Im Staatsrecht gewinnt der Begriff der S. im Frühkonstitutionalismus (Konstitutionalismus) gegen Ende des 18. Jh. Gestalt; in Frankreich bedeutet sanction die Genehmigung von Gesetzen und steht damit im Kontext der umstrittenen Frage nach demjenigen, der die entspr.e Kompetenz des sanctionner innehat: der Monarch, die Nation oder die Stände. Von der deutschen Staatsrechtslehre wird der Begriff der S. zur Bezeichnung desjenigen Stadiums im Gesetzgebungsverfahren übernommen, in dem ein Entwurf formal durch Erteilung des Gesetzesbefehls Rechtskraft erlangt.
Rechtstheoretisch ist unter einer S. ein Nachteil zu verstehen, durch den die Geltung von Recht in zweifacher Hinsicht gewährleistet werden soll: Ungültigem Recht soll die normative Wirksamkeit versagt, gültigem Recht zu faktischer Wirksamkeit verholfen werden. Mit Blick auf die normative Geltung (Gültigkeit) von Recht liegt der S. genannte Nachteil darin, dass Normen oder Ansprüche rechtlicher Wirksamkeit entbehren, wenn die jeweiligen Voraussetzungen gültigen Rechts nicht eingehalten sind, namentlich Verfahrensregeln, Formen und Fristen, Obliegenheiten oder rechtliche und sittliche Prinzipien nicht hinreichend beachtet werden. S.en in diesem Sinne sind etwa die Nichtigkeit von sittenwidrigen Verträgen oder der (partielle) Verlust eines Schadensersatzanspruchs. Hinsichtlich der faktischen Geltung von Recht bedeutet S. eine nachteilige Maßnahme als Reaktion auf eine vom Betroffenen zu verantwortende Normverletzung. Die Androhung und ggf. der Vollzug der S. im Falle einer Zuwiderhandlung dient so der präventiven Durchsetzung von Normen und damit deren allg.er Befolgung zum Zweck sozialer Handlungsorientierung.

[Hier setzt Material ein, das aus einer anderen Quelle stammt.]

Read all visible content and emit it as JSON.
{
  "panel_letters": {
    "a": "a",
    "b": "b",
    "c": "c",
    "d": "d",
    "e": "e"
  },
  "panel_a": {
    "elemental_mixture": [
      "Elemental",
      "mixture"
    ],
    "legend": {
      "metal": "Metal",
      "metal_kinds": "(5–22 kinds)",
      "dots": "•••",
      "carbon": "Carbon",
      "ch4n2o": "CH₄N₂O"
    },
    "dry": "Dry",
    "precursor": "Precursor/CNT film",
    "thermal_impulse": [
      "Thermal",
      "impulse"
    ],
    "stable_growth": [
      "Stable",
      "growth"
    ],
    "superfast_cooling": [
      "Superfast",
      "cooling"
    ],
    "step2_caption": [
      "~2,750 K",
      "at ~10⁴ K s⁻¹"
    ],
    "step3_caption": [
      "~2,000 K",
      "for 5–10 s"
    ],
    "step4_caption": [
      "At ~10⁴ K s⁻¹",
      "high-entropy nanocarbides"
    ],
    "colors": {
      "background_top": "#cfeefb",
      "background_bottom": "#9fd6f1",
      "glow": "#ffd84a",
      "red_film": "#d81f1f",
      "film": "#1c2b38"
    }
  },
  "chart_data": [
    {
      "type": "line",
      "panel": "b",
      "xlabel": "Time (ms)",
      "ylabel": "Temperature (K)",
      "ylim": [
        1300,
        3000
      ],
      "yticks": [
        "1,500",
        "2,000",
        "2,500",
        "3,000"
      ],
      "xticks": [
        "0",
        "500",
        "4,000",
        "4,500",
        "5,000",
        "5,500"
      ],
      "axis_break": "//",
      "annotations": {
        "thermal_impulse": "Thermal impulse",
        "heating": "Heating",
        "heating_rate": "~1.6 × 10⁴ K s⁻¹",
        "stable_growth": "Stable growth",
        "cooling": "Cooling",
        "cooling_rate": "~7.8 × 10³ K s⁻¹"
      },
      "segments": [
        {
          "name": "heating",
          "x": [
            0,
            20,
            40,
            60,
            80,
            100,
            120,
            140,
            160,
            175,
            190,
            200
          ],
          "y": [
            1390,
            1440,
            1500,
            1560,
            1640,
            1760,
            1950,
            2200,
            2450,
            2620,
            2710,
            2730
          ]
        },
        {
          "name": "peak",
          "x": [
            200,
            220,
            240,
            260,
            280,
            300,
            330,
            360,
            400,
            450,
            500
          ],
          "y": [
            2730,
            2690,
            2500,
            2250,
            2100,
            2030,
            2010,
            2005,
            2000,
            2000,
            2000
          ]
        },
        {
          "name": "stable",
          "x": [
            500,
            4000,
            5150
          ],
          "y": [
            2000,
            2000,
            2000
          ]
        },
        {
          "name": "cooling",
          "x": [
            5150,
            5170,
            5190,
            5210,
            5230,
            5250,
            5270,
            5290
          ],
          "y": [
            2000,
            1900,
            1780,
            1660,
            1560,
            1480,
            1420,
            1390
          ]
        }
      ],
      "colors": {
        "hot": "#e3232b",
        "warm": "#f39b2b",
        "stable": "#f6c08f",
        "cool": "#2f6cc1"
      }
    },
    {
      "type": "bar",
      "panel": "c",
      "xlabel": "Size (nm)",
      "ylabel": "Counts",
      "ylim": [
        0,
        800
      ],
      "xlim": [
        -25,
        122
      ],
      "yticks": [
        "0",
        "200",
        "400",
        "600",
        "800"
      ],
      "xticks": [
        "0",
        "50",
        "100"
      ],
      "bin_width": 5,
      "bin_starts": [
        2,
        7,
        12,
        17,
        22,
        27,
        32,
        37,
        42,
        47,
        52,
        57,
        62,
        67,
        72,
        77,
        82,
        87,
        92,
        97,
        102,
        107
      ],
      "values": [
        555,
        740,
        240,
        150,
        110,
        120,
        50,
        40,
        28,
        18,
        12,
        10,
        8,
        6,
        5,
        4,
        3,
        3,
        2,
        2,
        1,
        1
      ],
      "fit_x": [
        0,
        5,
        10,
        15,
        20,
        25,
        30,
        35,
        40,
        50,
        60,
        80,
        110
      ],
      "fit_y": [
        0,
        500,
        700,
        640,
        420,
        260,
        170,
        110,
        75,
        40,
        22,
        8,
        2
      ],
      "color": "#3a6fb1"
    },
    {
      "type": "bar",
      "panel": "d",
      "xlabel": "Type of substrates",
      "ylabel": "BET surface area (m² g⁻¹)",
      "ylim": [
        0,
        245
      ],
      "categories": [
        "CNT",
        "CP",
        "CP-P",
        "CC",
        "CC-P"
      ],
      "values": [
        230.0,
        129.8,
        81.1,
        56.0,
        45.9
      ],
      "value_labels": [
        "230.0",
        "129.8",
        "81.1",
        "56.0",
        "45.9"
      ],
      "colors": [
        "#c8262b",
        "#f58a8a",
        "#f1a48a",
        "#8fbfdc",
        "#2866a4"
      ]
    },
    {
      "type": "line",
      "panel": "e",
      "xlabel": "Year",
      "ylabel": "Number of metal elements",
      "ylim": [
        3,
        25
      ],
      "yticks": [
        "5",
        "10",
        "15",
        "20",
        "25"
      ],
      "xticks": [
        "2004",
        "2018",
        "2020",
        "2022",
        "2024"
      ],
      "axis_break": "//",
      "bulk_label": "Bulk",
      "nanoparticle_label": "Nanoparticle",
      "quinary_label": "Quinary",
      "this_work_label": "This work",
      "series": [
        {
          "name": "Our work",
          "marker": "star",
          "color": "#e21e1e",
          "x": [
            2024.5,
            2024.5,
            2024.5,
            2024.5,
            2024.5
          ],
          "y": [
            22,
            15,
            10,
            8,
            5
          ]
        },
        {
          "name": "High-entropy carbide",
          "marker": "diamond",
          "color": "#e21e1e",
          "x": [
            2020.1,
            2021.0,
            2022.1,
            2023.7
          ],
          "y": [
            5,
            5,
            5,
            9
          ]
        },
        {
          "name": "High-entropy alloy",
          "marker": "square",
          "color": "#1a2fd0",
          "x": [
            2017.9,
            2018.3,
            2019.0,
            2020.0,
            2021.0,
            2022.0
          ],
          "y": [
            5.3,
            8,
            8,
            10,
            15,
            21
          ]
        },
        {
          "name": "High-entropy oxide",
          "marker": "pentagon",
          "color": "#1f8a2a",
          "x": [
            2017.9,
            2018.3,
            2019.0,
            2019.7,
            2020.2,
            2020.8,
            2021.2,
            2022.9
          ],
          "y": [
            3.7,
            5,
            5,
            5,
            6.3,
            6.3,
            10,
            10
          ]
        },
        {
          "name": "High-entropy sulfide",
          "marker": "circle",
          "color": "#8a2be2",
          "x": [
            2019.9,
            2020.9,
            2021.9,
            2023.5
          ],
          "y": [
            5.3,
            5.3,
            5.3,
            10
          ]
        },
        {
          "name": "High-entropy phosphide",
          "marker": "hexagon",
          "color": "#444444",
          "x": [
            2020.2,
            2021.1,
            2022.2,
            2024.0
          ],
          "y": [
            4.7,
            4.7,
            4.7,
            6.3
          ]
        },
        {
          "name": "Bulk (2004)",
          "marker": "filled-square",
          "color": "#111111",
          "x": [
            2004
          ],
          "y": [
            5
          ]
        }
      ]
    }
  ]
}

Die der Kriminologie zugehörige S.s-Forschung befasst sich empirisch mit strafrechtlichen S.en, namentlich von Freiheitsentzug und Geldstrafe, Maßregeln der Besserung und Sicherung, Erziehungsmaßregeln und Zuchtmitteln bei Jugendlichen und untersucht die Effizienz der einzelnen S.s-Mittel und ihr Verhältnis zueinander. Neben der für den Begriff der S. paradigmatischen Kriminalstrafe sieht auch das Polizei- und Ordnungsrecht präventive S.en vor, etwa im Gefahrenabwehrrecht mit der Androhung und Verhängung von Zwangsgeld. Ferner können S.en privatrechtlich zur Sicherung der Erfüllung vertraglicher Ansprüche vereinbart werden.
2. Internationales Recht
Das Recht der EU (Europarecht) kennt S.en in Form von Geldbußen bei Verstößen von Unternehmen gegen das europäische Kartell- und Fusionsrecht. Diese Geldbußen sind nicht strafrechtlicher Art (Art. 23 Abs. 5 VO [EG] 1/2003), haben aber gleichwohl einen repressiv-punitiven Charakter und sind damit auf schuldhaftes Fehlverhalten bezogen. Präventiver Zweck ihrer Androhung wie auch Verhängung ist die Stabilisierung der faktischen Geltung materieller Wettbewerbsregeln (Wettbewerbsrecht) und formeller Verfahrensvorschriften. Daneben können als S. alle von den Institutionen der EU angeordneten Zwangsmaßnahmen erachtet werden, insb. das Zwangsgeld, das von der Europäischen Kommission zur Erzwingung eines förmlich angeordneten Verhaltens festgesetzt werden kann.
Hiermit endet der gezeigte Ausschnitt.